All those bad explanations of the biosphere either fail to address the problem of how the knowledge in adaptations is created or they explain it badly. That is to say, they all underrate
creation
– and, ironically, the theory that underrates creation most of all is creationism. Consider this: if a supernatural creator were to have created the universe at the moment when Einstein or Darwin or any great scientist (appeared to have) just completed their major discovery, then the true creator of that discovery (and of all earlier discoveries) would have been not that scientist but the supernatural being. So such a theory would deny the existence of the only creation that really did take place in the genesis of that scientist’s discoveries.

And it really is creation. Before a discovery is made, no predictive process could reveal the content or the consequences of that discovery.

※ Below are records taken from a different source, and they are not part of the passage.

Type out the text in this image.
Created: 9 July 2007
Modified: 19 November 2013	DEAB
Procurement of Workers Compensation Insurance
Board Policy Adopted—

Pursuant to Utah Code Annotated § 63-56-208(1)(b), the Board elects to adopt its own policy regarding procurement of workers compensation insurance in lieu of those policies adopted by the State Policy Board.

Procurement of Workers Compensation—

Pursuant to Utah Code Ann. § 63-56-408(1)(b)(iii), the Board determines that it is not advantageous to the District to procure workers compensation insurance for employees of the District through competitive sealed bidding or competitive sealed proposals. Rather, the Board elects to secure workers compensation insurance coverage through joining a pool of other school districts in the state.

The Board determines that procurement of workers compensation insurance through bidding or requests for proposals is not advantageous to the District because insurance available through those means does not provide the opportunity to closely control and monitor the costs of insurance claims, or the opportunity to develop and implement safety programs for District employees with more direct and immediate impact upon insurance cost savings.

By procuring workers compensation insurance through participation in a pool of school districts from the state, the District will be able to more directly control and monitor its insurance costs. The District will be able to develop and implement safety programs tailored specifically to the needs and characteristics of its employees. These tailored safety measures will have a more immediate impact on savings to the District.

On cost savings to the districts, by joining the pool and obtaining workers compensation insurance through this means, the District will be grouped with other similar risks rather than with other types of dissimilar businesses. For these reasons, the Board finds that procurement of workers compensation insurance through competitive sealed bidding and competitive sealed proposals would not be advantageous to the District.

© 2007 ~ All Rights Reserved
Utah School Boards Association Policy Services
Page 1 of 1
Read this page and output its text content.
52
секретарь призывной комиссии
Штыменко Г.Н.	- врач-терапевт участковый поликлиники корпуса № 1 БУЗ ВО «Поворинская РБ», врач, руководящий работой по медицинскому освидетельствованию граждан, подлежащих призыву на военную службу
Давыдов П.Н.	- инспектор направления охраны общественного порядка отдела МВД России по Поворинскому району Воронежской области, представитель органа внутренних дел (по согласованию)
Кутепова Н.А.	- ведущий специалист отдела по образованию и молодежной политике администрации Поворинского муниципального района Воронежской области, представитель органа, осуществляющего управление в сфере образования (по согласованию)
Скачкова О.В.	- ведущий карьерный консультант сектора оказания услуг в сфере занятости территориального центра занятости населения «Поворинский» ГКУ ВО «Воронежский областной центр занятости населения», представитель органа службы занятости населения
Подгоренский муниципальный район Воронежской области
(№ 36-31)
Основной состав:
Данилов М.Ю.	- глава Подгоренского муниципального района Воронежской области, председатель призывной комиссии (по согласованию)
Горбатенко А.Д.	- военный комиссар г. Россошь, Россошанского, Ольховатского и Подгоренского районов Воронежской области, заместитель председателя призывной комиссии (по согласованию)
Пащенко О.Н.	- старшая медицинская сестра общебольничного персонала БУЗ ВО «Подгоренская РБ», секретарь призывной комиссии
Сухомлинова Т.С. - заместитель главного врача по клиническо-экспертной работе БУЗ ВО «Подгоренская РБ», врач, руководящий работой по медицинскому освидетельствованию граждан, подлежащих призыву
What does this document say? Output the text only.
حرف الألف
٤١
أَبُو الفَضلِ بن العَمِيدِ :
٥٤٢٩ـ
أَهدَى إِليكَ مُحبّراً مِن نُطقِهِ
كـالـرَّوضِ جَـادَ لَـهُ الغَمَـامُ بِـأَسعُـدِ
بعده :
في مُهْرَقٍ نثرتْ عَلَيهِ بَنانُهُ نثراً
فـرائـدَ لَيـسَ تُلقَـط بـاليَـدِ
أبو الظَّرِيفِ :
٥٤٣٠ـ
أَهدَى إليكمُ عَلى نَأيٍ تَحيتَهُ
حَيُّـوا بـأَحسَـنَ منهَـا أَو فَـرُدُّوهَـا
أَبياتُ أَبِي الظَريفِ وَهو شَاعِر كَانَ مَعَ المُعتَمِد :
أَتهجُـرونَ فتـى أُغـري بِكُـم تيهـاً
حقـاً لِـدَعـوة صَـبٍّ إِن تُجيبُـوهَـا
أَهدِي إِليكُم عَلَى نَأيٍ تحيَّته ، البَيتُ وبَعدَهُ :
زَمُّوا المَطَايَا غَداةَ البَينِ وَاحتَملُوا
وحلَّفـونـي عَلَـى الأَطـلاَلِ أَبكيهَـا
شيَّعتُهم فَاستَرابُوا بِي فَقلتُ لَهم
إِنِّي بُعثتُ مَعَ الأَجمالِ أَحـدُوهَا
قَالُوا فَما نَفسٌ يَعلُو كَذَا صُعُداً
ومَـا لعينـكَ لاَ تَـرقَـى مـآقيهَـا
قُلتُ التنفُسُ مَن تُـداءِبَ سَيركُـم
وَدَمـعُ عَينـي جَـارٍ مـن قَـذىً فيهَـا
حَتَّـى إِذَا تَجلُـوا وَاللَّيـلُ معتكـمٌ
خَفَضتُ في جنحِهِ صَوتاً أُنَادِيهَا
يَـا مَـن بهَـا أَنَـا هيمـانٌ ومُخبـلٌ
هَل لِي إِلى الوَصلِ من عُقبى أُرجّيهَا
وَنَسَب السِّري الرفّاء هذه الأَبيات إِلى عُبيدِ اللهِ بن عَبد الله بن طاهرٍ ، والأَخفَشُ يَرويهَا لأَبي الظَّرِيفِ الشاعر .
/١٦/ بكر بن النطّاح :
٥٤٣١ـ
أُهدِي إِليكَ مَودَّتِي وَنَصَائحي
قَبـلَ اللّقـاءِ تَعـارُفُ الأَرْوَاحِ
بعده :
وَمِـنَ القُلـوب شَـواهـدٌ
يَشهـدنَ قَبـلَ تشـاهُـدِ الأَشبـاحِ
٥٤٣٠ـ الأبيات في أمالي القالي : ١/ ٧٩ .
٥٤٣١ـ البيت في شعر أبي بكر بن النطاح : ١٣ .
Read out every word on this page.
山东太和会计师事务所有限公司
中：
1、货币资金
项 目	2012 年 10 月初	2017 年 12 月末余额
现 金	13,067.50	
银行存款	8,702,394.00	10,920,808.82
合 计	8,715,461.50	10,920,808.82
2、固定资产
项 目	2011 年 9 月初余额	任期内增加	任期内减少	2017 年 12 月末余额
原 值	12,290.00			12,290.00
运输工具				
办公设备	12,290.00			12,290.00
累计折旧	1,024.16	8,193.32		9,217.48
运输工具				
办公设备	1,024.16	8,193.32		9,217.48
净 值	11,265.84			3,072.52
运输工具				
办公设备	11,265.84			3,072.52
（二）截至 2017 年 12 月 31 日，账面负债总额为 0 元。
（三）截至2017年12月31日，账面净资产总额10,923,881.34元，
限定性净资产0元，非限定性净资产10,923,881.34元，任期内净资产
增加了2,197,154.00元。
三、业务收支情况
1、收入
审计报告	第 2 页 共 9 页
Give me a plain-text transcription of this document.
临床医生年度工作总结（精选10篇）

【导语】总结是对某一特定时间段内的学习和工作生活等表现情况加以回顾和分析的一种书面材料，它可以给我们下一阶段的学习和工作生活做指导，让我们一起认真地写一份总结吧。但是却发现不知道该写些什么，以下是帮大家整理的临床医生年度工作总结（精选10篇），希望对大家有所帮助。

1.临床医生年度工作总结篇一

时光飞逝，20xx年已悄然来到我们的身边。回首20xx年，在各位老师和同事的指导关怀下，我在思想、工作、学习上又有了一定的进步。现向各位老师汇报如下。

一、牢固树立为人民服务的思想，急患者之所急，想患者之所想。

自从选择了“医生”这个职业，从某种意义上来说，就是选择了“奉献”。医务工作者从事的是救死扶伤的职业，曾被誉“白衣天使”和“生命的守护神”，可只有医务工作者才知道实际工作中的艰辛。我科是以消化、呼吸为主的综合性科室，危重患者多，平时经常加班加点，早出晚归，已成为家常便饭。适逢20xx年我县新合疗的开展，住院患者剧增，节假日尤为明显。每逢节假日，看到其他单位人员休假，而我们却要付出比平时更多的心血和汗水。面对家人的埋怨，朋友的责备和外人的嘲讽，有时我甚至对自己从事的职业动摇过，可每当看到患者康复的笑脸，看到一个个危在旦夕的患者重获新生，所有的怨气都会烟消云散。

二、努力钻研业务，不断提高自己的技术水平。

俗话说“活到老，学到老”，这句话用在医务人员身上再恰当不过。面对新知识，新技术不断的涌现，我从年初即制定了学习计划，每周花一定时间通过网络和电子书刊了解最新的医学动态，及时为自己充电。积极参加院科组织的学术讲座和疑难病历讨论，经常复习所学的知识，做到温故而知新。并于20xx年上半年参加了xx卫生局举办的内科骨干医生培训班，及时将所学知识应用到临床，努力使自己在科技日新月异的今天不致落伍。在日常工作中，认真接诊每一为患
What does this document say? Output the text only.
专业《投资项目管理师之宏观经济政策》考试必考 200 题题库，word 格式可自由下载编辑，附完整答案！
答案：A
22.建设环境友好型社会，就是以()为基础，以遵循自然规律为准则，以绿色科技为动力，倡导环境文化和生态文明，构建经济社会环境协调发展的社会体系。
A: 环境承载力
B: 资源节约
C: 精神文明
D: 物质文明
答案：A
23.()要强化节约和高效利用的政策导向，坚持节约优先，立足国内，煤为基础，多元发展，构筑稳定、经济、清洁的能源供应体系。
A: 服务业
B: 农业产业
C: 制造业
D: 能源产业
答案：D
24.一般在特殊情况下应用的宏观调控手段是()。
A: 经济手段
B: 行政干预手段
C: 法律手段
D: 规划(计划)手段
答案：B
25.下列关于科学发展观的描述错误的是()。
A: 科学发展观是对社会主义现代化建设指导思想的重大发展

For if it could, it would be that discovery. So scientific discovery is profoundly unpredictable, despite the fact that it is determined by the laws of physics. I shall say more about this curious fact in the next chapter; in short, it is due to the existence of ‘emergent’ levels of explanation. In this case, the upshot is that what science – and creative thought in general – achieves is unpredictable creation
ex nihilo
. So does biological evolution. No other process does.

Creationism, therefore, is misleadingly named. It is not a theory explaining knowledge as being due to creation, but the opposite: it is denying that creation happened in reality, by placing the origin of the knowledge in an explanationless realm. Creationism is really
creation denial
– and so are all those other false explanations.